時間飛逝,很快四個月過去了,若耶峰上迎來了一件喜事,卻是申小卿突破了,成功晉級到了地元境中階。
大家自然都很高興,特意放下所有事情,在申小卿屋里歡鬧了一個晚上。
待熱鬧散去,李萼華敲響了絛雲仙子的房門。
絛雲仙子的聲音:“進來。”
李萼華緩緩走進去,臉上露出糾結的神情。
絛雲仙子如何不明白自己這位大弟子的心事,便對她笑了笑,道:“萼華,我知道你來是想問我,為何小卿都成功突破到了新的境界,而你這麼多年了,卻仍然停滯不前,是吧?”
李萼華道:“是的,師父。弟子不明白,為什麼我已經那麼刻苦了,七年來不敢有絲毫懈怠,可是用盡了各種方法,修為還是毫無進展。”
絛雲仙子道:“此時你嫉妒你的師妹嗎?”
李萼華微怔,猶豫片刻,道:“有一點。”
絛雲仙子道:“這就是你的症結所在。你太在乎修為進境了,心弦繃得太緊,反而限制住了自己。小卿天性單純,雖然也在刻苦修煉,但是並不一味追求進階,如果暫時沒有進步,更不會把自己弄得悶悶不樂,這就是為什麼今天是她而不是你破境的原因。天道最青睞真純,其次是灑脫,真純是天性,灑脫是修養,你現在兩者都缺,自然難以突破。”
李萼華聽完之後,默默思忖了好一會,才躬身拜道:“謝謝師父教誨。”
絛雲仙子道:“以前之所以不跟你說,是想讓你再困一困,等到你明白過來,從前積累的勢能也不會白費,下一個境界要突破就容易得多了。”
“師父的苦心,弟子已明白。”
李萼華道,“下一步該怎麼做,弟子也有了思路。往後三個月,如若有刑部命令傳來,恐怕只得麻煩師父代為操勞一二了。”
絛雲仙子已猜到了她的決定,點了點頭,道:“你放心去玩吧,這里有我。”
李萼華告別師父,又去敲了敲雲知還的房門。
雲知還開門把她請進來。
李萼華直接道:“師弟,你可願意陪我出去游玩三個月?”
雲知還楞了一下,隨即笑道:“求之不得。”
此時雲知還已學完了大衍劍經的基本招式,差的只是各種劍招之間的組合、推演,這些卻不是閉門造車能行的,所以他倒是不急。
兩人又去跟申小卿、羅節說了。
申小卿自是頗為不舍,羅節則看著雲知還不斷搖頭,嘴里念叨著“引狼入室啊,引狼入室”,一臉的遺憾、懊悔之情。
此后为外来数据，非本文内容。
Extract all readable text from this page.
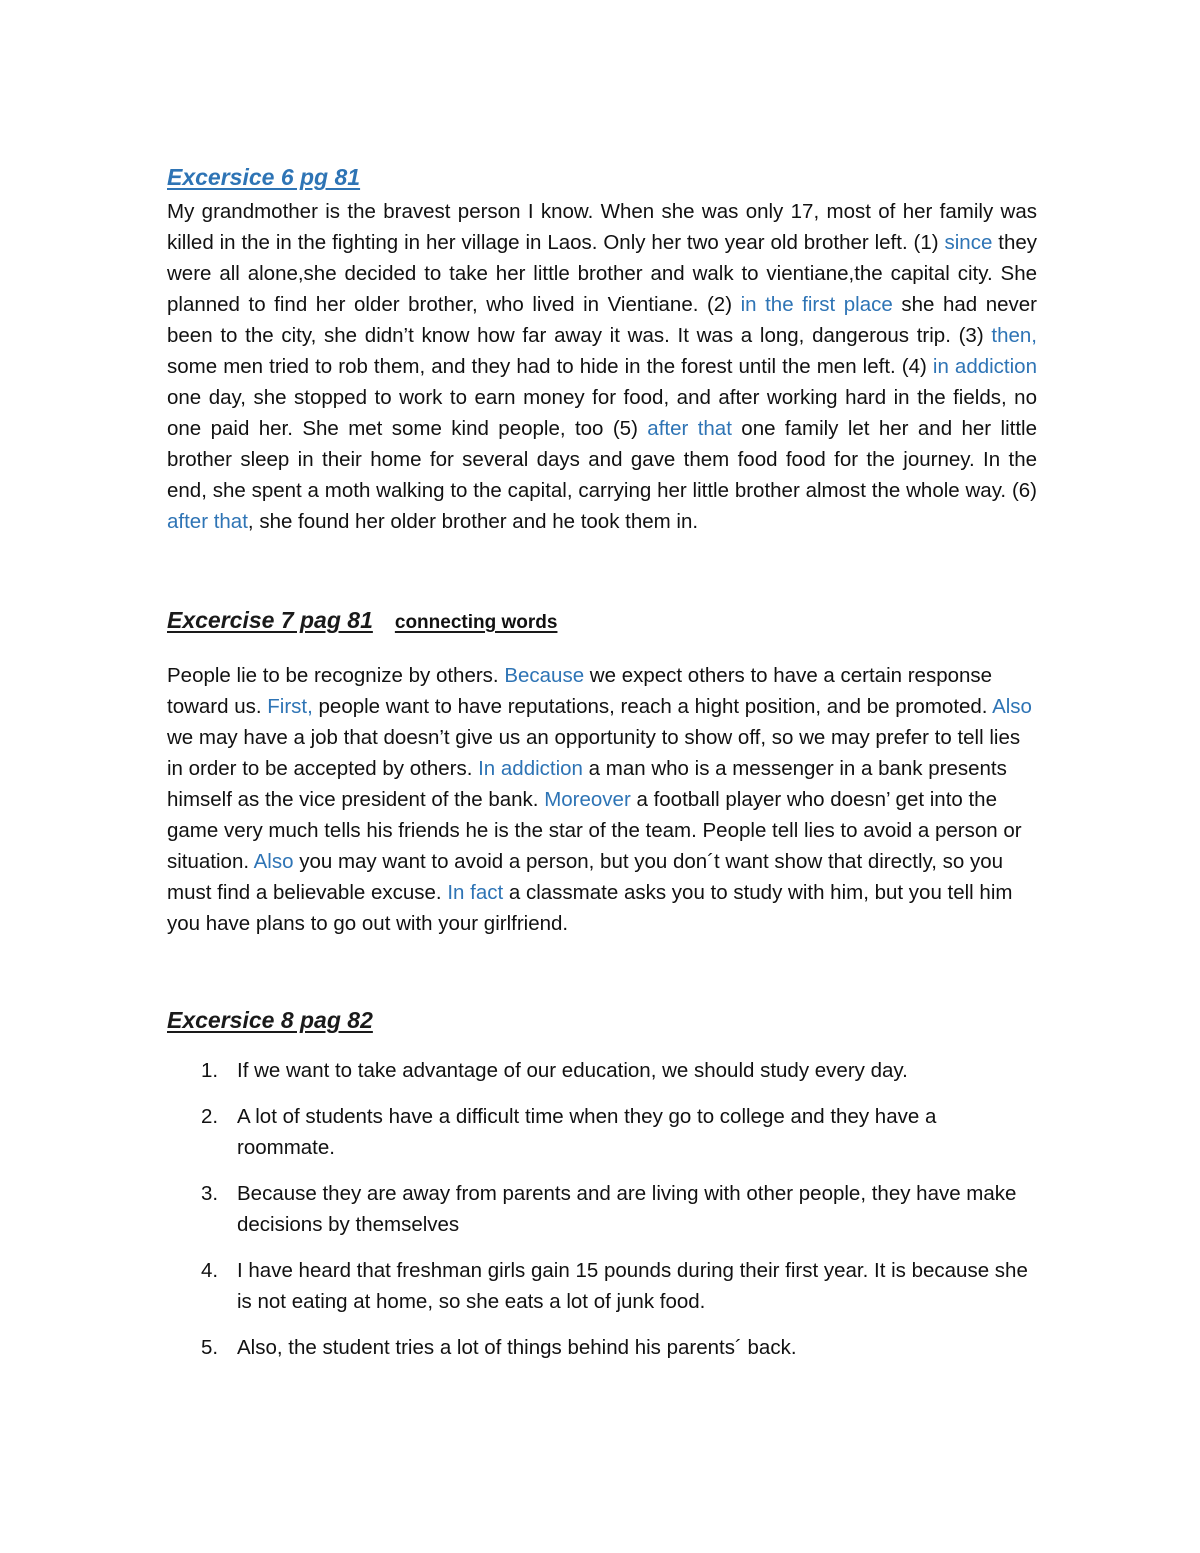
Excersice 6 pg 81

My grandmother is the bravest person I know. When she was only 17, most of her family was killed in the in the fighting in her village in Laos. Only her two year old brother left. (1) since they were all alone,she decided to take her little brother and walk to vientiane,the capital city. She planned to find her older brother, who lived in Vientiane. (2) in the first place she had never been to the city, she didn’t know how far away it was. It was a long, dangerous trip. (3) then, some men tried to rob them, and they had to hide in the forest until the men left. (4) in addiction one day, she stopped to work to earn money for food, and after working hard in the fields, no one paid her. She met some kind people, too (5) after that one family let her and her little brother sleep in their home for several days and gave them food food for the journey. In the end, she spent a moth walking to the capital, carrying her little brother almost the whole way. (6) after that, she found her older brother and he took them in.

Excercise 7 pag 81 connecting words

People lie to be recognize by others. Because we expect others to have a certain response toward us. First, people want to have reputations, reach a hight position, and be promoted. Also we may have a job that doesn’t give us an opportunity to show off, so we may prefer to tell lies in order to be accepted by others. In addiction a man who is a messenger in a bank presents himself as the vice president of the bank. Moreover a football player who doesn’ get into the game very much tells his friends he is the star of the team. People tell lies to avoid a person or situation. Also you may want to avoid a person, but you don´t want show that directly, so you must find a believable excuse. In fact a classmate asks you to study with him, but you tell him you have plans to go out with your girlfriend.

Excersice 8 pag 82
1. If we want to take advantage of our education, we should study every day.
2. A lot of students have a difficult time when they go to college and they have a roommate.
3. Because they are away from parents and are living with other people, they have make decisions by themselves
4. I have heard that freshman girls gain 15 pounds during their first year. It is because she is not eating at home, so she eats a lot of junk food.
5. Also, the student tries a lot of things behind his parents´ back.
雲知還牽著李萼華溫軟的玉手,心里正得意萬分,自然不會跟她計較。
兩人當晚便乘著飛舟走了,此後三個月,游覽了寧州、益州、廣州、江州許多名山大川,山城草縣。
李萼華一開始還有些放不開,心里記掛著師父師妹、修煉報仇、刑部命令,但是在絕美的自然風光和各處迥異的風俗人情感染之下,漸漸也把那些都拋諸腦後了。
何況還有雲知還這麼一個愛玩、會玩的人陪伴,這三個月簡直過成了新婚蜜月,有時幸福到了極處,李萼華只覺如在夢中,幾乎要怔怔地掉下淚來。
即使沒有修為,一個人也能美滿地過完一生。
這是她新獲得的認知,如果放在以前,她肯定不會相信。
多多少少的,她也被一種類似於弱肉強食的思維影響到了。
自從父母慘死,她每天便拼命地修煉,亡命地奔波,陷於各種算計反算計之中,已經把俗世的快樂遺忘了太久。
雲知還當初深感修真世界之廣闊,如今李萼華感受到的卻截然不同:修真者不過是冰山露出水面的那一個尖尖,凡人世界才是冰山水下的部分,甚至,它就是大海本身。
她從習慣的高空一頭扎了進去,感受到了無與倫比的自由。